Yes, the book is actually a teeny-tiny book-let, a novella, if you may. One hundred and seventy eight pages ONLY. I was upset when I finished it. Not, because it was bad, nosir! But because it was sooo good that I didn’t want it to end. I mean, he writes after aeons and I finish the book in less than two hours; that is so not done!

Anyhow, the book is magical, to say the least. When you start reading it, the story sort of unfolds itself quietly and even before you know it, it has crept up inside you. It was like a bridge between childhood and growing up. As you begin reading it, you might feel like it is a book for children, but Gaiman is intelligent: he knows there is really no difference between children and adults!

The narrator is a young boy who is now a grown-up, and the story is through the eyes of his seven-year-old self – reticent, wary-of-the-world, lover-of-books, one who isn’t too upset that noone comes to his birthday party but is appalled by the idea that someone else is living in his room!

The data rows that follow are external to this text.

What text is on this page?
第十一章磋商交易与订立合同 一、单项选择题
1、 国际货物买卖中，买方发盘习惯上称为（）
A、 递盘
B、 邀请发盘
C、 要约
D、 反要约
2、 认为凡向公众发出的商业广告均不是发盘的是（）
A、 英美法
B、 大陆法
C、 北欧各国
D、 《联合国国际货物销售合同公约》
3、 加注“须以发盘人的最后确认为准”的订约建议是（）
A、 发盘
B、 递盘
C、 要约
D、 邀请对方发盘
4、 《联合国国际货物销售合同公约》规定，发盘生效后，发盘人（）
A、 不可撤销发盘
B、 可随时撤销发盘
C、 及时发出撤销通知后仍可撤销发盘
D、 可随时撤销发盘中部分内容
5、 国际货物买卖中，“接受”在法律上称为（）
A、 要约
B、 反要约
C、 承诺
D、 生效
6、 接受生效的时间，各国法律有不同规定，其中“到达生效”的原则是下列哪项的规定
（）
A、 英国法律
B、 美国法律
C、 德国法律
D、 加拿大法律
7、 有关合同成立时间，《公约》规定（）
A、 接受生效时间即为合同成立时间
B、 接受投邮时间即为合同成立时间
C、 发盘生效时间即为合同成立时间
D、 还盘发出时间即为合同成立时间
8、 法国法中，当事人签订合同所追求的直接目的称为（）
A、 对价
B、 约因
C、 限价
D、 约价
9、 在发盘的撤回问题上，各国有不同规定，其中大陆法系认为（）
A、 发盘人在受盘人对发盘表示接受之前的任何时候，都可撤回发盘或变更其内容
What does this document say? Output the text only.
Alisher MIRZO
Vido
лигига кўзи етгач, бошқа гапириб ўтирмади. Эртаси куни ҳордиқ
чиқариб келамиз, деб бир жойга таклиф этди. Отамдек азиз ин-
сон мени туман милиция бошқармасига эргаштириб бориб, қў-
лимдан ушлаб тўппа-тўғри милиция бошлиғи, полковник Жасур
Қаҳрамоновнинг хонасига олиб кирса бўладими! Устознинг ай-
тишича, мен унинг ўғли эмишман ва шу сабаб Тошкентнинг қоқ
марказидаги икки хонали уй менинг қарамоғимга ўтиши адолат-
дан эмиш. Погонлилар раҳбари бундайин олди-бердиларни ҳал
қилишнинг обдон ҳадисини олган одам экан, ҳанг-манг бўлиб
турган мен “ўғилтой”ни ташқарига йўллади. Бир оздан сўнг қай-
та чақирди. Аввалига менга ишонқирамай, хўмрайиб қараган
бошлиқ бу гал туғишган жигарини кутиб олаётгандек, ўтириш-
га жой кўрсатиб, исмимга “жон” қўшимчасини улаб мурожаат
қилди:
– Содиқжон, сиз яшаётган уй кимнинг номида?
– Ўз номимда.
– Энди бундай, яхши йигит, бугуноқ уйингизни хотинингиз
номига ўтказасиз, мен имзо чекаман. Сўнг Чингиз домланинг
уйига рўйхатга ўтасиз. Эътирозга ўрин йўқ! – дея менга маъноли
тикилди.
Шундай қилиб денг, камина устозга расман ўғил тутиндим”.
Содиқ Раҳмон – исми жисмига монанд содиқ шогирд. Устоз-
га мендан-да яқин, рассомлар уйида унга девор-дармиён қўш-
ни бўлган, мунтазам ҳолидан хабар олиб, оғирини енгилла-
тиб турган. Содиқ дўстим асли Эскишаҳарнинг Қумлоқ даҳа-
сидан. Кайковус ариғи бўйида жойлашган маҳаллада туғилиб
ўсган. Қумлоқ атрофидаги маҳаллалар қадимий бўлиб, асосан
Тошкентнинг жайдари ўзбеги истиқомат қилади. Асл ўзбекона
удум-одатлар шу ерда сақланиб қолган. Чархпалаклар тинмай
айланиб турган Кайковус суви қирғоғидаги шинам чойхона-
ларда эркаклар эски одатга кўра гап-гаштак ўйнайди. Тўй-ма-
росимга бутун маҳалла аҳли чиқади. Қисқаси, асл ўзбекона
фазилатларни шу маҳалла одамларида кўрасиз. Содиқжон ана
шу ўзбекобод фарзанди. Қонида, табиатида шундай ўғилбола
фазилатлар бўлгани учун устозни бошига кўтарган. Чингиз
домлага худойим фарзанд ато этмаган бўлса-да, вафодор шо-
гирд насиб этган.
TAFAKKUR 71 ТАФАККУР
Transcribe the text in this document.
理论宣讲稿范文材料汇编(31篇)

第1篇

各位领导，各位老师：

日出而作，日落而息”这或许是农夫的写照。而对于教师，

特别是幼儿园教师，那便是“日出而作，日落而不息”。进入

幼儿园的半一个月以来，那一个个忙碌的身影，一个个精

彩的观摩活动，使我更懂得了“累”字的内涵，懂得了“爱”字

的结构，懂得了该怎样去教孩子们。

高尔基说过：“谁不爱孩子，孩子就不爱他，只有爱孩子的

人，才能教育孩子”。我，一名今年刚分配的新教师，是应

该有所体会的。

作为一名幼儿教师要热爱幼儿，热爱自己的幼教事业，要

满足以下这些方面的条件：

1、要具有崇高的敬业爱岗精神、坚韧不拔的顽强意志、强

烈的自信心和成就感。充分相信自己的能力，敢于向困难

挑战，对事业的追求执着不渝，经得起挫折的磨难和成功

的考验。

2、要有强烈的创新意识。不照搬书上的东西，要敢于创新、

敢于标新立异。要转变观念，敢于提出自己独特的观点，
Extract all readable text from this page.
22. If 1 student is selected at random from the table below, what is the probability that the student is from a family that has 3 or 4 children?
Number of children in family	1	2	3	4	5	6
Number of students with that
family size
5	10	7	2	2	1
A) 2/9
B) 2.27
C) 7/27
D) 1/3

Much like me. And so much changes for this unnamed narrator one night.

There’s so much I want to say about this book. But it would be wrong. Just violating to all the other readers who are waiting for this one. All that is left to say is that the story will stay with me, like an unfinished song. 🙂

P.S. – There are so many quotable quotes in the book but I’ve decided which ones are my favourite.

“I went away in my head, into a book. That was where I went whenever real life was too hard or too inflexible.”

“Books were safer than other people anyway.”

“I lived in books more than I lived anywhere else.”